Pourquoi remettons-nous toujours certaines choses au lendemain ?
Qui n’a jamais repoussé une tâche en se disant qu’il la ferait demain ? Ranger un placard, appeler quelqu’un, remplir un dossier, changer une ampoule ou simplement répondre à un courrier. Nous savons que cela ne prendra parfois que quelques minutes, pourtant nous trouvons toujours une bonne raison d’attendre un peu. Pourquoi remettons-nous si facilement certaines choses au lendemain ?
Le plus étonnant est que ce phénomène ne concerne pas uniquement les tâches compliquées. Bien au contraire. Ce sont souvent les petites choses du quotidien qui s’accumulent discrètement. Elles restent dans un coin de notre tête, sans être urgentes, mais suffisamment présentes pour revenir régulièrement nous rappeler qu’elles existent.
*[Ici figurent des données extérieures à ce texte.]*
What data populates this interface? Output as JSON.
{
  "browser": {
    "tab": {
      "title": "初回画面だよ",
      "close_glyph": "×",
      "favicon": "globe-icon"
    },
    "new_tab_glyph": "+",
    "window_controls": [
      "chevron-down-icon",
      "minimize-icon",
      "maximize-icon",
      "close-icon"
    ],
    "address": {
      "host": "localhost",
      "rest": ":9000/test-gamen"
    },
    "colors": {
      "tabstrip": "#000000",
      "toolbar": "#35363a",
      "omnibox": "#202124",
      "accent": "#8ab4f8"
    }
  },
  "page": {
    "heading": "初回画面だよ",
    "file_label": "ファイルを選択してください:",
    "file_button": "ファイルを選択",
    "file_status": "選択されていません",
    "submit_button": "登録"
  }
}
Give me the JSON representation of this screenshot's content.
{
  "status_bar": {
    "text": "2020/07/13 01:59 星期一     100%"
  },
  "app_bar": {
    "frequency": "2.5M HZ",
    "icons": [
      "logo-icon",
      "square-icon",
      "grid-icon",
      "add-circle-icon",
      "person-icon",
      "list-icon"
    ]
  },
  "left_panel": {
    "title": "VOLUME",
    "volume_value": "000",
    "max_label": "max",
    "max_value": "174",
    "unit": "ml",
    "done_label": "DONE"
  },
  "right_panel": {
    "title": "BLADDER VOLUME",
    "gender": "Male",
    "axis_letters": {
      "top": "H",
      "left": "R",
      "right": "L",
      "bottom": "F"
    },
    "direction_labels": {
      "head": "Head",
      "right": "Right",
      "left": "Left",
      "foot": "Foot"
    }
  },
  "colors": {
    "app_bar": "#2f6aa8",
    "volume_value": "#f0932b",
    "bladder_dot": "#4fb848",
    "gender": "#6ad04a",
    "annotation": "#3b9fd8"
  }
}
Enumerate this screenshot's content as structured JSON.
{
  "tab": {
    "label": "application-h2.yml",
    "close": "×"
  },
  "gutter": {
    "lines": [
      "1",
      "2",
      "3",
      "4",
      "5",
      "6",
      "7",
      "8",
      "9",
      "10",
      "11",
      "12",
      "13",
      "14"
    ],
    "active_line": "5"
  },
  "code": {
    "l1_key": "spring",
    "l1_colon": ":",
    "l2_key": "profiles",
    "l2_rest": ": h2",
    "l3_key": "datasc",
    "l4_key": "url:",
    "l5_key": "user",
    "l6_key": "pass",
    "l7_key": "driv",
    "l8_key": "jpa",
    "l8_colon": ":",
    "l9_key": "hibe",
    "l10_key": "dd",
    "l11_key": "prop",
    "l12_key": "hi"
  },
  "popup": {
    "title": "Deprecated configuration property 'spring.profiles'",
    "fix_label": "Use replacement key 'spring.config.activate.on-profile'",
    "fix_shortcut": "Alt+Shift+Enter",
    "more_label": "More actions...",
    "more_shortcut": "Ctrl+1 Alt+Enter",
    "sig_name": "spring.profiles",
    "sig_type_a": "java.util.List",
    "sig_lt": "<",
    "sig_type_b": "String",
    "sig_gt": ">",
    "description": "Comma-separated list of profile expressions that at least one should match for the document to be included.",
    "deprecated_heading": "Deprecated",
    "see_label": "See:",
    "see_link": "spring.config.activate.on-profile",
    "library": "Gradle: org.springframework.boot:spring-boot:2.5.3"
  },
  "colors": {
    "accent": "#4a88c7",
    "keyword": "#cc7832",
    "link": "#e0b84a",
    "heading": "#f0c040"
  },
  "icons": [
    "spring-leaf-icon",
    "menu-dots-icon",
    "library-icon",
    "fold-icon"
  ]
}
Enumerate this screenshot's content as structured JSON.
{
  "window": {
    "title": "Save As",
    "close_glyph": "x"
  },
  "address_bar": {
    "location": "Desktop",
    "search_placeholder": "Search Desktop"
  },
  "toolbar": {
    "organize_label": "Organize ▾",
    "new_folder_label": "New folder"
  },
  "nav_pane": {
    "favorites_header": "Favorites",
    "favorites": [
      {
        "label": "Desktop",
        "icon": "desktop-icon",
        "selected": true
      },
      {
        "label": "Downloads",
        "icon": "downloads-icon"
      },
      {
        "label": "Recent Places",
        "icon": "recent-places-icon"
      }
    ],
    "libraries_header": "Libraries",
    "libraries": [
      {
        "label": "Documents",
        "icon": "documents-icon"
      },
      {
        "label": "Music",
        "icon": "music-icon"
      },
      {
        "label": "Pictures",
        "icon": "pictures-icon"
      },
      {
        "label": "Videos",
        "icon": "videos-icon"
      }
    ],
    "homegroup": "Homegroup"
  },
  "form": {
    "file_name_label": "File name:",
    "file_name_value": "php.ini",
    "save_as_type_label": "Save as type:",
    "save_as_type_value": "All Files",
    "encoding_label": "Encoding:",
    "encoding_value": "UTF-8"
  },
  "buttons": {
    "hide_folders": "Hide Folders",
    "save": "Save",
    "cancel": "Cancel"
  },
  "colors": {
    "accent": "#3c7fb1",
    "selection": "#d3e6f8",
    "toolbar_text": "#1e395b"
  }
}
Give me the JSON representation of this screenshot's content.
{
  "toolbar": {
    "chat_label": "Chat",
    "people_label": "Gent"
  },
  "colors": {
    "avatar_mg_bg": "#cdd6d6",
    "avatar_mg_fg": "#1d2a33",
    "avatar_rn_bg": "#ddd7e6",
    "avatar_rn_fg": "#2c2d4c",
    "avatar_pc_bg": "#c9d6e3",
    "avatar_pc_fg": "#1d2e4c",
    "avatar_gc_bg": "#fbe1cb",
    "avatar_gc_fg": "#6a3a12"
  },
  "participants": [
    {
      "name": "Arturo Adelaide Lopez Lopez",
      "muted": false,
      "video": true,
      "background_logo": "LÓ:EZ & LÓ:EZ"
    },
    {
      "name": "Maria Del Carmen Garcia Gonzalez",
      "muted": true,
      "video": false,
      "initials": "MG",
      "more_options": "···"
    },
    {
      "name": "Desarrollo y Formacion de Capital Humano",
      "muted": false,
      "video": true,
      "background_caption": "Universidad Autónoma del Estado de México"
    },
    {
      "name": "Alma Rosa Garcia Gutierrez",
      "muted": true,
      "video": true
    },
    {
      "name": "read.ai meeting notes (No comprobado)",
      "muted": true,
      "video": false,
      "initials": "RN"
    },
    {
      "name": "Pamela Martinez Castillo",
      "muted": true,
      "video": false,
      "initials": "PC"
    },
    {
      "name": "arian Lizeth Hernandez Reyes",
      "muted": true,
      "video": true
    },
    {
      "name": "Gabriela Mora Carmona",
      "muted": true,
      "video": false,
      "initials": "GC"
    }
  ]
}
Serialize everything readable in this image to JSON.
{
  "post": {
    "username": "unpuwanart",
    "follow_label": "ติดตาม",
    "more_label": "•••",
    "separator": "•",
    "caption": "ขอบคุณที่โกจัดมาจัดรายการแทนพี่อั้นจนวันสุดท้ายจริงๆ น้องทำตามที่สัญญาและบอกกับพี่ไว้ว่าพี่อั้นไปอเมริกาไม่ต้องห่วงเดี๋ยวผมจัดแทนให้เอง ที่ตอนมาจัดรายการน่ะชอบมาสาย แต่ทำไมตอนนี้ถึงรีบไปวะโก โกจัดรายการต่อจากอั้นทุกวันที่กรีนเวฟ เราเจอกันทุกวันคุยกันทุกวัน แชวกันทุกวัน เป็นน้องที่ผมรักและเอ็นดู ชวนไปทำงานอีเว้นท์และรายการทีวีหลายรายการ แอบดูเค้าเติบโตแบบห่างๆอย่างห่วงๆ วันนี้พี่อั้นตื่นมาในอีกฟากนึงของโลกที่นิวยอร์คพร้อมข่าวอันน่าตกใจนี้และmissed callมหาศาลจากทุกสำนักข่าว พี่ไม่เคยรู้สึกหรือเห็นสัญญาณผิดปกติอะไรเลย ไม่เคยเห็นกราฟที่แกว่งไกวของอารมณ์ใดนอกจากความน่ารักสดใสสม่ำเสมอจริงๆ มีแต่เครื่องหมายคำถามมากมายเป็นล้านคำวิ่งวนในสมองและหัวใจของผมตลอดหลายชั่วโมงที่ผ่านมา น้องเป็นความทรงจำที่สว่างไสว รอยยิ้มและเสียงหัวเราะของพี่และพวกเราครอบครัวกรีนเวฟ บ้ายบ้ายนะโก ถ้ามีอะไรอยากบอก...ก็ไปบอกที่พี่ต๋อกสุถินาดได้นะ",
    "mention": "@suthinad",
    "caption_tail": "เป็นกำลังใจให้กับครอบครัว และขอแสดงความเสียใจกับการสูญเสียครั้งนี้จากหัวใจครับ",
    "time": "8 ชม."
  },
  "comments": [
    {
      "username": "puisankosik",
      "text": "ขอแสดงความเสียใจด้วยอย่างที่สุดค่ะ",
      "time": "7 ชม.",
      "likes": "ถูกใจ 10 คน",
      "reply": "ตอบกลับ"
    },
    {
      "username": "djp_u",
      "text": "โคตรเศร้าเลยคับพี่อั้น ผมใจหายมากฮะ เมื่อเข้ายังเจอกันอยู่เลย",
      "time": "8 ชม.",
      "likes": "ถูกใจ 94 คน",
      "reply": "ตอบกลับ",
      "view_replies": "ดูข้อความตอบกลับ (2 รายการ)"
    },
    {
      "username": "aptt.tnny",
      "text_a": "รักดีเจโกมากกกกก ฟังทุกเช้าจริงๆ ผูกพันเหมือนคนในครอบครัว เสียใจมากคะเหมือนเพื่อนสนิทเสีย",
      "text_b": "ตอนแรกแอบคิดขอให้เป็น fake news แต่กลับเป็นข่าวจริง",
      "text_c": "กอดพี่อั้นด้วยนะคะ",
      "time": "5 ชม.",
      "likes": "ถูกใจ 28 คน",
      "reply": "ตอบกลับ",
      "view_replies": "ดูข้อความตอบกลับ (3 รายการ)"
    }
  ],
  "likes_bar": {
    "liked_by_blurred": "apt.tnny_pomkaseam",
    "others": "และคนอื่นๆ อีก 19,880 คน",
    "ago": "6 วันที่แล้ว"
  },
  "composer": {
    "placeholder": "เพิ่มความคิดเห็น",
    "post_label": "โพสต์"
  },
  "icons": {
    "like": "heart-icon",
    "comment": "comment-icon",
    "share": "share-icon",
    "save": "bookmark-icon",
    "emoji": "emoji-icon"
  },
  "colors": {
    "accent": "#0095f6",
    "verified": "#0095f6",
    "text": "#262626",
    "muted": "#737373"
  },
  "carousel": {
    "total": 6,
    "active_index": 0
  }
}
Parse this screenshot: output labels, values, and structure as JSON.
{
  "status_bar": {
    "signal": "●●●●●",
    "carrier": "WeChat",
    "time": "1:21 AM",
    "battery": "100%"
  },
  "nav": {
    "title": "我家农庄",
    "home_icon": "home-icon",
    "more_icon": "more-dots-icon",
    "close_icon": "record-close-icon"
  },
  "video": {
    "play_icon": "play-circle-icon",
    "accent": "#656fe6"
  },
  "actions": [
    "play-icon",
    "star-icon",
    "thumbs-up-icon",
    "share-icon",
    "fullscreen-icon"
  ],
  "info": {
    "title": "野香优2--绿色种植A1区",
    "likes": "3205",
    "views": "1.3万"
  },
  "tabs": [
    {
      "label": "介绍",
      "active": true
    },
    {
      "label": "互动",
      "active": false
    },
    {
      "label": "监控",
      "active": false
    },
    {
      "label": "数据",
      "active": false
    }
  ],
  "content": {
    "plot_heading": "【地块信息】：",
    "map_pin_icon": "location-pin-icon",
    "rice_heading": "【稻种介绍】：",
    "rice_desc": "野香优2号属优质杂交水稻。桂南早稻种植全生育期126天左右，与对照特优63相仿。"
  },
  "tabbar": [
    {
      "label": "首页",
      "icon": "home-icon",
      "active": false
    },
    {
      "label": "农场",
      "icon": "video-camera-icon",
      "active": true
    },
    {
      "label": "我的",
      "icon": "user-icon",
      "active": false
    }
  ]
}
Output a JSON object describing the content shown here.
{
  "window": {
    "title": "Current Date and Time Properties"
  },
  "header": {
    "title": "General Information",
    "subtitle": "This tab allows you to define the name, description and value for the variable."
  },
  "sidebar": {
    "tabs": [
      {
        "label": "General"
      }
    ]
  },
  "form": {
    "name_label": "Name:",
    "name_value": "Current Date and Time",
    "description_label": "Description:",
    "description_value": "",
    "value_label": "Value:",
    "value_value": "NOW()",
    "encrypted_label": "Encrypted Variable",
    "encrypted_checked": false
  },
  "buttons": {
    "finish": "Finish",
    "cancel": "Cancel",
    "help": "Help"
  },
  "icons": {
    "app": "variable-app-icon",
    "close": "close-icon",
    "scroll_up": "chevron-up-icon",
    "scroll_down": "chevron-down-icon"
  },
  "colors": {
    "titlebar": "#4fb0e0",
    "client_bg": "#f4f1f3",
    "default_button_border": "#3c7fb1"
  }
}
Il faut reconnaître que notre époque ne nous aide pas vraiment. Entre le travail, les notifications, les rendez-vous et toutes les sollicitations de la journée, il devient facile de repousser ce qui ne semble pas prioritaire. Le problème, c’est que demain ressemble souvent beaucoup à aujourd’hui. Et ce qui devait être fait le lendemain attend parfois une semaine… ou davantage.
Il y a aussi un paradoxe amusant. Nous passons parfois plus de temps à penser à une tâche qu’à l’accomplir réellement. Combien de fois avons-nous repoussé un appel téléphonique pendant plusieurs jours, avant de constater qu’il avait finalement duré trois minutes ? À force d’imaginer la difficulté, nous finissons par lui donner une importance qu’elle n’a pas.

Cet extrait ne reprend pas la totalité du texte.